I was writing some basic Python3 CGI code to handle PayPal IPN posts.   PayPal docs here.   The IPN message authentication protocol has PayPal first POST a message to your URL.  After sending back a quickie 200 OK in response to the POST, you then POST back the "complete, unaltered message", with "the same fields (in the same order) as the original message".  I'm not sure this really matters, as I have seen online code that doesn't seem to worry about ordering, that claims to work.  But, just to be robust, I wanted to follow the "correct" protocol.

If PayPal were sending a GET, one could use os.environ.get('QUERY_STRING').  But, for a POST, that returns None.  The Python cgi library provides a nice, standard, "handles lots of tricky cases" mechanism to read the POST fields, using cgi.FieldStorage().  However that returns a non-sorted dictionary, where the order is not preserved.  I reported this on a Stack Overflow question, and asked how one could get the data exactly as sent.  I mean, it was in a big String coming over the wire, e.g. "foo=bar&count=3",  right?  This should be simple.  HTTP can be complex, but this part isn't very tricky.

To my surprise, nobody answered, and not many people even viewed the question.  Maybe it was poorly worded.  I think the real reason might be that programmers are too used to using a library or framework, such as cgi.FieldStorage. or Django, and don't understand what's actually going on deep underneath.   Not picking on Python programmers here, I think the same is true in most languages.

After some playing around, the answer is astoundingly simple.  The POST data is coming over the wire as a String, so just read it from stdin.

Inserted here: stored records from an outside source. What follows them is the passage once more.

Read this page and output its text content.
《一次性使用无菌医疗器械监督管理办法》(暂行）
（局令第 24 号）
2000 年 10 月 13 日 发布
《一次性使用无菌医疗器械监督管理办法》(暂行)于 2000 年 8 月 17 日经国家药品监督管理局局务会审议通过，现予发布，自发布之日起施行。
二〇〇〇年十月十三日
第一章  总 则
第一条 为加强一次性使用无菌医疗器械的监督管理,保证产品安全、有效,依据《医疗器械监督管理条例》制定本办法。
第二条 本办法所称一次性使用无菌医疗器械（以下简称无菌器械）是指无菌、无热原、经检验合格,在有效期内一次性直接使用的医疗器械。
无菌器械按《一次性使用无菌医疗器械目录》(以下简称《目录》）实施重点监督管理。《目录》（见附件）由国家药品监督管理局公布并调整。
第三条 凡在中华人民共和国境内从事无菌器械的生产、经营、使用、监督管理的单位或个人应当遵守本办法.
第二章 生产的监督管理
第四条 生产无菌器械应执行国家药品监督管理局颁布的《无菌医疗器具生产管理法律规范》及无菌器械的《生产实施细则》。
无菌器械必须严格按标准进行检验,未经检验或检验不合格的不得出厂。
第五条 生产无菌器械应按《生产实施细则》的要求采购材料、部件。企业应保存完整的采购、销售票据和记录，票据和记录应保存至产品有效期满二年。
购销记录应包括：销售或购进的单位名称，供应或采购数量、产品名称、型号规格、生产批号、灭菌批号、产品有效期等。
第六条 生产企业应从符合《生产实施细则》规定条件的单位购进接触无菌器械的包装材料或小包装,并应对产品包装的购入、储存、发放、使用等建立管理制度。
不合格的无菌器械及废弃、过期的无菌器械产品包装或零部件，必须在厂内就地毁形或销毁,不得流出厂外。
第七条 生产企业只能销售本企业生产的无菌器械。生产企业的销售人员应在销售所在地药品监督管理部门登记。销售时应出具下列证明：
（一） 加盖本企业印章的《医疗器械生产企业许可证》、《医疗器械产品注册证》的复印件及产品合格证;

query_string = sys.stdin.read()

To POST everything back to PayPal, use this simple code.  (Should I worry more about encoding?)

formData = "cmd=_notify-validate&" + query_string
req = urllib.request.Request(PAYPAL_URL, formData.encode())
req.add_header("Content-type", "application/x-www-form-urlencoded")
response = urllib.request.urlopen(req)
status = str(response.read())
if (not status == "b'VERIFIED'"):
    #complain/abort/whatever
else:
    #continue processing

There's one drawback: now you can't get cgi.FieldStorage() to work.  When it goes to read from stdin, there's nothing left, so it returns an empty dictionary.  (the Python cgi source code is here) .  So, it you also want the convenience of a dict for other purposes, such as checking on various IDs or the price they paid, you need to create your own dict.  But that is also trivial:

multiform = urllib.parse.parse_qs(query_string)

Just like cgi.FieldStorage(), this returns a dictionary where the values are lists of Strings, since it is possible for a key to be repeated in a query, e.g.  foo=bar&foo=car.  However, in practice, this is rare, and doesn't apply for the PayPal case.  I guess you could always ask for the 0th item in the list - FieldStorage has some special methods for this.  To simplify things, I created a nice, simple, single-valued form with Strings for keys and values:

form = {}
for key in multiform.keys():
    form[key] = multiform.get(key)[0]







Wednesday, November 12, 2014

Into the Clouds, deploying node.js with Modulus and OpenShift

My Agility website, www.nextq.info, is up and running on modulus.io.  I like Modulus.  It's easy to use, has been reliable, and you don't need to do a ton of heavy-duty Unix-ese command line stuff.  Their web interface does most of the work, and a simple command modulus deploy will update your codebase.  The main drawback is that they charge a small fee, $15 a month.  I haven't tried any scaling yet.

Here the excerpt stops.